Saturday, May 31, 2008

The Secret World of your Elbow

The crook of your elbow is not just a plain patch of skin. It is a piece of coveted real estate, a special ecosystem, a bountiful home to no fewer than six tribes of bacteria. Even after you have washed the skin, there are 1 million bacteria in every square centimeter.

These are not bad bacteria. They are what biologists call commensals, creatures that eat at the same table with people to everyone's mutual benefit. Though they were not invited to enjoy board and lodging in the skin of your inner elbow, they are giving something of value in return.
They are helping to moisturize the skin by processing the raw fats it produces, said Dr. Julia Segre, of the National Human Genome Research Institute.

Segre and colleagues reported their discovery of the six tribes in a paper published online Friday in Genome Research. The research is part of the human microbiome project, "microbiome" meaning the entourage of all microbes that live in people. The project is a government-financed endeavor to catalog the typical bacterial colonies that inhabit each niche in the human ecosystem.

The project, in its early stages, has established that the bacteria in the human microbiome collectively possess at least 100 times as many genes as the mere 20,000 or so in the human genome.

Since humans depend on their microbiome for various essential services, including digestion, a person should be considered a superorganism, microbiologists said, consisting of his or her own cells and those of all the commensal bacteria. The bacterial cells outnumber human cells by 10-1, meaning that if cells could vote, people would be a minority in their own body.

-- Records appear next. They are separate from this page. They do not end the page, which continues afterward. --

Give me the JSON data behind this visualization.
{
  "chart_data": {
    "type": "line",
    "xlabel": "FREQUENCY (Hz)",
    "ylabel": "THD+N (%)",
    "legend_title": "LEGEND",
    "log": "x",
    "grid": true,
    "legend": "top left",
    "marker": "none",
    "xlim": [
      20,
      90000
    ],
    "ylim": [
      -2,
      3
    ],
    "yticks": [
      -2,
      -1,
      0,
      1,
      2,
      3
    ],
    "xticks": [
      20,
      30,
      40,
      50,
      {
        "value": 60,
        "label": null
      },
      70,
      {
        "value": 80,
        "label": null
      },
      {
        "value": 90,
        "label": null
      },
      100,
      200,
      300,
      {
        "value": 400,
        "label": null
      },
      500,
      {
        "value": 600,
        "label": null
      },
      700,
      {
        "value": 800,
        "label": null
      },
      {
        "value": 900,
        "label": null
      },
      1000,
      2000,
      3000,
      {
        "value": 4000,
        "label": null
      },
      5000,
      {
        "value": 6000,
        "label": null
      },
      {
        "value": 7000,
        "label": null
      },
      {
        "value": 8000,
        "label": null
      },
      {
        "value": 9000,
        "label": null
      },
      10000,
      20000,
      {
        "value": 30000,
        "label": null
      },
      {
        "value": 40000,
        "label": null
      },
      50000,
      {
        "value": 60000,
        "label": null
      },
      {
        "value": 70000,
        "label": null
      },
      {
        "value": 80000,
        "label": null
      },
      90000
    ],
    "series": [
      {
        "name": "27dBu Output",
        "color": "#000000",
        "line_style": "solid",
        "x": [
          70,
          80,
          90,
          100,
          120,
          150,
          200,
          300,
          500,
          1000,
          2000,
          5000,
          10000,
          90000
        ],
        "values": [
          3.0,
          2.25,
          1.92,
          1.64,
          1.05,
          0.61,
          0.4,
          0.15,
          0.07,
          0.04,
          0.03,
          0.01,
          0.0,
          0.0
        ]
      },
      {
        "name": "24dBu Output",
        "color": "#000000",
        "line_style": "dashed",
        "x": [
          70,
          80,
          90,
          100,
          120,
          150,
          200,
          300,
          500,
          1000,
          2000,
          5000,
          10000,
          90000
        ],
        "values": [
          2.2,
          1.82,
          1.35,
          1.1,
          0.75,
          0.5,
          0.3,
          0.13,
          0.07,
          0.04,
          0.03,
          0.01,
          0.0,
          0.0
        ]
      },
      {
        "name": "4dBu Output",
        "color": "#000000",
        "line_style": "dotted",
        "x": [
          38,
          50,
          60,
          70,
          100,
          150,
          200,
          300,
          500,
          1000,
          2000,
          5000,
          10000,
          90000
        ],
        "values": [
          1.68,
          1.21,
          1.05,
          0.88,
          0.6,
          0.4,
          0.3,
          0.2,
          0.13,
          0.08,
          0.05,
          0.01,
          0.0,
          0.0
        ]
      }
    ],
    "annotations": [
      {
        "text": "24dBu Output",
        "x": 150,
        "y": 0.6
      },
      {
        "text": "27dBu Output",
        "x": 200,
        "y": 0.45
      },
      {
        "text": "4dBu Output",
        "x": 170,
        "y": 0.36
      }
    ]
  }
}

Segre reckons there are at least 20 different niches for bacteria, and maybe many more, on the skin, each with a characteristic set of favored commensals. The types of bacteria she found in the inner elbow are different from those that another researcher identified a few inches away, on the inner forearm. But each of the five people Segre sampled harbored much the same set of bacteria, suggesting this set is specialized for the precise conditions of nutrients and moisture that prevail in the human elbow.

Microbiologists think humans and their commensal bacteria are continually adapting to one another genetically. The precision of this mutual accommodation is indicated by the presence of particular species of bacteria in different niches on the human body, as Segre has found with denizens of the elbow.

Other researchers have found that most gut bacteria belong to just 2 of the 70 known tribes of bacteria. The gut bacteria perform vital services such as breaking down complex sugars in the diet and converting hydrogen, a byproduct of bacterial fermentation, to methane.

The nature of the gut tribes is heavily influenced by diet, according to a research team led by Dr. Ruth Ley and Dr. Jeffrey Gordon of the Washington University School of Medicine in St. Louis.
With the help of colleagues at the San Diego and St. Louis zoos, Ley and Gordon scanned the gut microbes in the feces of people and 59 other species of mammals, including meat eaters, plant eaters and omnivores. Each of these three groups has a distinctive set of bacteria, they reported in Friday's issue of Science, with the gut flora of people grouping with the other omnivores.
Despite the vast changes that people have made to their diet through cooking and agriculture, their gut bacteria "don't dramatically depart in composition from those of other omnivorous primates," Gordon said.

The lifetime of an individual bacterium in the human superorganism may be short, since millions are shed each day from the skin or gut. But the colonies may survive for a long time, cloning themselves briskly to replace members that are sacrificed. Where these colonies come from and how long they last is not known.

Dr. David Relman of Stanford University has tracked the gut flora of infants and found that their first colonists come from their mother. But after a few weeks the babies acquired distinctive individual sets of bacteria, all except a pair of twins who had the same set. Relman said he was trying to ascertain if the first colonists remain with an individual for many years.